Saturday, October 01, 2011

Computer Scientist

Farhad Manjoo has been writing a series in Slate on how robots are going to replace people in almost every occupation. How about us scientists? Are we safe? At least for a while?

Not really, says Manjoo. He cites a a computer that, with a little human assistance, seems to be be really quite scientific.

Then, two years ago, Hod Lipson and Michael Schmidt announced the first stirrings of robotic thinking. Lipson, a computer science professor at Cornell, and Schmidt, then a graduate student in Lipson’s lab, created a computer program that, given a raft of data from physical systems, can describe the natural laws that apply to that system. When they fed their software the motion-capture coordinates of a swinging double pendulum, the machine pondered the data for a couple days, then spat out the Hamiltonian equation describing the motion of such a system—an equation that represents the physical law known as conservation of energy. Their software needed no prior knowledge to discover this law. It wasn’t familiar with gravity, energy, geometry, or anything else. It simply did what human scientists have done since the time of Newton. It looked at the world, came up with theories about how it works, tested them, and then produced a law.

OK, that sounds a bit scary, but of course we already know Hamiltonian dynamics, so we can ask how much implicit knowlege was put in the problem to start with.

But what about this?

Lipson and Schmidt called their program Eureqa, and they made it available for free on the Web. It has since yielded several new discoveries in a range of fields, discovering scientific laws that we’d never known. Lipson and Schmidt recently worked with Gurol Suel, a molecular biophysicist at the University of Texas Southwestern Medical Center, to look at the dynamics of a bacterium cell. Given data about several different biological functions within the cell, the computer did something mind-blowing. “We found this really beautiful, elegant equation that described how the cell worked, and that tended to hold true over all of our new experiments,” Schmidt says. There was only one problem: The humans had no idea why the equation worked, or what underlying scientific principle it suggested. It was, Schmidt says, as if they’d consulted an oracle.

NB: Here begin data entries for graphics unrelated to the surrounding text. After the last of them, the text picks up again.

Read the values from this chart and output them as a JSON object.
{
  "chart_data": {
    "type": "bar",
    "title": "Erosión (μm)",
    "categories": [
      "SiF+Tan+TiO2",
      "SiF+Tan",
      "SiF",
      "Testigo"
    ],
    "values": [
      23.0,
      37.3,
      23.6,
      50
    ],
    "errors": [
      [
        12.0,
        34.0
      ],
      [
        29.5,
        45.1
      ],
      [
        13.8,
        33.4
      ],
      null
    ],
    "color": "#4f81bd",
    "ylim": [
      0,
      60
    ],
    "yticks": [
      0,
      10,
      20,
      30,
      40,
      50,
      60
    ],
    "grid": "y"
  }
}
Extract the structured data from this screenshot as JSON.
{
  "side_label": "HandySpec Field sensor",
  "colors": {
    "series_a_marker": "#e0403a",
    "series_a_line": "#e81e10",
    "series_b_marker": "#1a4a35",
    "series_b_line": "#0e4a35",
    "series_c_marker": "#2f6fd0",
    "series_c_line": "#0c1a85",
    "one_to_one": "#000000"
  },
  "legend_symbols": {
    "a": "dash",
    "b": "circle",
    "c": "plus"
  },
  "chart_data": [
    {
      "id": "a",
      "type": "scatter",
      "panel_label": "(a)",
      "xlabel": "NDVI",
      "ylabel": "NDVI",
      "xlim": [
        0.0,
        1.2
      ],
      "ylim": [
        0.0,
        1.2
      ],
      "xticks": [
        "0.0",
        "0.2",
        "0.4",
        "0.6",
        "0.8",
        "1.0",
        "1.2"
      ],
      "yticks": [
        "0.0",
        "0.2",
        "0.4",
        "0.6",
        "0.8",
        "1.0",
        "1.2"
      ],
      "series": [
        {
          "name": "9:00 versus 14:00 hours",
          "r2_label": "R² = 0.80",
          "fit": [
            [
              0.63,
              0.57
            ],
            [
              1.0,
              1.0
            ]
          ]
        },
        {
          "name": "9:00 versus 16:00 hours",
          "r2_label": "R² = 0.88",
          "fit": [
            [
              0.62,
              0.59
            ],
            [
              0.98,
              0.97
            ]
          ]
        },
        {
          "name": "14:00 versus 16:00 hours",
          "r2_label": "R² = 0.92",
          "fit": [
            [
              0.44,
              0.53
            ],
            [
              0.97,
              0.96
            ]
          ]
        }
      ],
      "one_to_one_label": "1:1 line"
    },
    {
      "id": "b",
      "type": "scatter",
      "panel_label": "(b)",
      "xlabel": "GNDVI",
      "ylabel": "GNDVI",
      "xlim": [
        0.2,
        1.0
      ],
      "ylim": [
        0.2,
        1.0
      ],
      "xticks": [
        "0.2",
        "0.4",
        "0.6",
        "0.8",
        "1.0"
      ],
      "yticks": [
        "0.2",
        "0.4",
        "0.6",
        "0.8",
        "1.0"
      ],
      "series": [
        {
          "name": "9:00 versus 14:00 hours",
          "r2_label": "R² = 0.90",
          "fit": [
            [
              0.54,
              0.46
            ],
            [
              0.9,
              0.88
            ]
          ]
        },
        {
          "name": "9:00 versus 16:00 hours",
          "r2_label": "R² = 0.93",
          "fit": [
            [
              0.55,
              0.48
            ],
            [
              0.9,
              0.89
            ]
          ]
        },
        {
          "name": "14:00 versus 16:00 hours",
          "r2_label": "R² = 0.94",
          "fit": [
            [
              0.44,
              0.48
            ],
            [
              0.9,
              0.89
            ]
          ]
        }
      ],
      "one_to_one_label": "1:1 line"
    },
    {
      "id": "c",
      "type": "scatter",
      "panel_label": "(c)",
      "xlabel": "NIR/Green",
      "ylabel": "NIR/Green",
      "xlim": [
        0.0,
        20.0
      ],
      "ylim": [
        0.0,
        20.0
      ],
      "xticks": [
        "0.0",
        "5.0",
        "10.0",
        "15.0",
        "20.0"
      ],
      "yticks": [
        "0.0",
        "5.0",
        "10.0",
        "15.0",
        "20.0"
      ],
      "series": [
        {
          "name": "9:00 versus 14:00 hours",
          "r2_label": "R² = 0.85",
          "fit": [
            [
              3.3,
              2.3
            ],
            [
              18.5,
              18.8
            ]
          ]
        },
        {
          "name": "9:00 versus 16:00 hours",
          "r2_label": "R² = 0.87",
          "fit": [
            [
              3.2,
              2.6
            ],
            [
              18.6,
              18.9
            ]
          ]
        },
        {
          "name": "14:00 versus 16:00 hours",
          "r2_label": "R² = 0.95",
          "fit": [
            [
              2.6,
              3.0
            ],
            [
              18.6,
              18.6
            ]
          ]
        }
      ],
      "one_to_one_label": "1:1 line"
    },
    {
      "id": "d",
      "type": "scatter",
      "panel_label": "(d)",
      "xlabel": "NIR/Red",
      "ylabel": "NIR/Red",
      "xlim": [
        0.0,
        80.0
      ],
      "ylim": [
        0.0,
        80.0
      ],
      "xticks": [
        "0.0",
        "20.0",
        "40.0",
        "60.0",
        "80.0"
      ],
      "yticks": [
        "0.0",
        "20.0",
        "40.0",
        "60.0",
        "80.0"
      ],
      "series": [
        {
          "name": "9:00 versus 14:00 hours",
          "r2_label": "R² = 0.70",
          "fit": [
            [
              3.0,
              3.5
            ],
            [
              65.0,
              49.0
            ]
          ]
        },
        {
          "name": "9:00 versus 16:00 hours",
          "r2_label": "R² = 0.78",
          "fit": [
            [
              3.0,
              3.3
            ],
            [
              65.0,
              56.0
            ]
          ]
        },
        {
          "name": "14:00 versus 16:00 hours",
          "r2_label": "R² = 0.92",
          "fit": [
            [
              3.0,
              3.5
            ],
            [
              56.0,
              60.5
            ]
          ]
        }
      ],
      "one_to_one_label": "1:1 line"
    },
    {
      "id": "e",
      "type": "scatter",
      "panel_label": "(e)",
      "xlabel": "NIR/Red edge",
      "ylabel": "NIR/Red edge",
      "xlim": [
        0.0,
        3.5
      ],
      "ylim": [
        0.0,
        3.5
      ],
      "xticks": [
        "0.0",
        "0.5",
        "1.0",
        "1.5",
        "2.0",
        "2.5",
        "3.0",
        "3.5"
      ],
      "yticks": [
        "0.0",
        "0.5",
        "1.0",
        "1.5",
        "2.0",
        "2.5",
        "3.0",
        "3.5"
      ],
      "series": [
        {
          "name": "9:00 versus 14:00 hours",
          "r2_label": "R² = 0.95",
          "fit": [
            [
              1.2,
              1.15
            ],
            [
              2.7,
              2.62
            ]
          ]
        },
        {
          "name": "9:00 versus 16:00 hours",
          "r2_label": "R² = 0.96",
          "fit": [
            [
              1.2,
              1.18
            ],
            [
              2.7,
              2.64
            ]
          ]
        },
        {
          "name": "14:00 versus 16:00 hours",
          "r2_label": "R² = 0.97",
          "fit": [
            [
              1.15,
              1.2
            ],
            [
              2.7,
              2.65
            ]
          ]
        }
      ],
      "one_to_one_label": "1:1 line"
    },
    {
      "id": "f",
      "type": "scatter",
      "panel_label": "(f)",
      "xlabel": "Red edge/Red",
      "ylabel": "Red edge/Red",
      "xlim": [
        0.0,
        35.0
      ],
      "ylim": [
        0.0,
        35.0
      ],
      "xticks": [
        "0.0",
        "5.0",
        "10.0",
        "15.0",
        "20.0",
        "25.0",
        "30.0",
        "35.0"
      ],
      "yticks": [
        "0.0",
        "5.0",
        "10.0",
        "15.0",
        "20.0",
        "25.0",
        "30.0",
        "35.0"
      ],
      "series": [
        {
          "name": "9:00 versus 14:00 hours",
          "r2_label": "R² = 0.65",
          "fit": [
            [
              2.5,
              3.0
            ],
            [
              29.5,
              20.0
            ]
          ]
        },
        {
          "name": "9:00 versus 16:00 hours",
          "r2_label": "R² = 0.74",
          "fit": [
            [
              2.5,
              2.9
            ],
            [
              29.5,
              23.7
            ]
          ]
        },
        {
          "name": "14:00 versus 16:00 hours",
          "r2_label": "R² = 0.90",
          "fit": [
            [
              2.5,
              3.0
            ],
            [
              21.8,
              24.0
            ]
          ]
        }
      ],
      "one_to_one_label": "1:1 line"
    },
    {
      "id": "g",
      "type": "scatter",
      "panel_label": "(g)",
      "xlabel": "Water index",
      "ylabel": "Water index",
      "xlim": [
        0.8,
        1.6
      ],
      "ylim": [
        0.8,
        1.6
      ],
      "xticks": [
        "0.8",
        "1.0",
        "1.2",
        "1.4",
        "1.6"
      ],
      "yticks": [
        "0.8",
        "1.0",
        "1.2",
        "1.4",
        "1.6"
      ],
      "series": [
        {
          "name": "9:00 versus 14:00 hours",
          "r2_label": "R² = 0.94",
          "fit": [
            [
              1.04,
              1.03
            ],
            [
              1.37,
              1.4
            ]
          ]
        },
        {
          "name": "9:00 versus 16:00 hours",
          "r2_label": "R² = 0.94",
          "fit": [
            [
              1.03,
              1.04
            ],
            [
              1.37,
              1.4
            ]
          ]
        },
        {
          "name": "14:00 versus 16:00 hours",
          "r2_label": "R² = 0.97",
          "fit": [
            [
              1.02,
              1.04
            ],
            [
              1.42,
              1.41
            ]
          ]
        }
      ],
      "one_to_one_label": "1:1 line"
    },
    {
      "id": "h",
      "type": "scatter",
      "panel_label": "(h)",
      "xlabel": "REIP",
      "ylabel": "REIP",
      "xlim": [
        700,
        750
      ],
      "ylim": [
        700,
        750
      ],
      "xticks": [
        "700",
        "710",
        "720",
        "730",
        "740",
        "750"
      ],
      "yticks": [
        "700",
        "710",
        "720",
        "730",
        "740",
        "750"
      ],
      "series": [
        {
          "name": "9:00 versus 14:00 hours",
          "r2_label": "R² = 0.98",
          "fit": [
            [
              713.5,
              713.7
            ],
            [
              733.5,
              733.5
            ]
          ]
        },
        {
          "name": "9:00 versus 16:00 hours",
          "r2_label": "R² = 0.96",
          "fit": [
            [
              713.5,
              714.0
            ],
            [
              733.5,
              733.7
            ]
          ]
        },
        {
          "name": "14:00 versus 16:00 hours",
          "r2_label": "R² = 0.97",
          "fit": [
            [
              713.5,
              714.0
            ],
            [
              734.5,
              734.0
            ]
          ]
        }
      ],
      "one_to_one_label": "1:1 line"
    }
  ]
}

Manjoo says scientists ought to be terrified by that, and I agree, but I sure would like to more know details. Like, for example, exactly what does this equation predict from what?

The methodology of their program appears to be a sort of genetic algorithm.

Eureqa is quite simple in design. After it’s fed data about a particular process (the swinging of a pendulum, the dynamics of a cell), the computer generates a huge field of potential equations. These initial equations are random, and the vast majority of them will not apply. But a few of these random equations will show some agreement with the physical world. “We take the ones that are slightly better than the others, and we randomly recombine them to get new equations—and then we repeat the process over and over again, billions and billions and billions of times, until we’ve exhausted the space of short, simple equations,” Schmidt says. In the end, this Darwinian process tends to come up with equations that describe “invariant relationships”—that is, equations that apply across all the data. Such invariant relationships are often associated with fundamental laws of nature: the conservation of energy, Newton’s laws of motion, the mass-energy equivalence.

The other episodes in his series are also good, and feature, among others, robot lawyers, doctors, and pharmacists.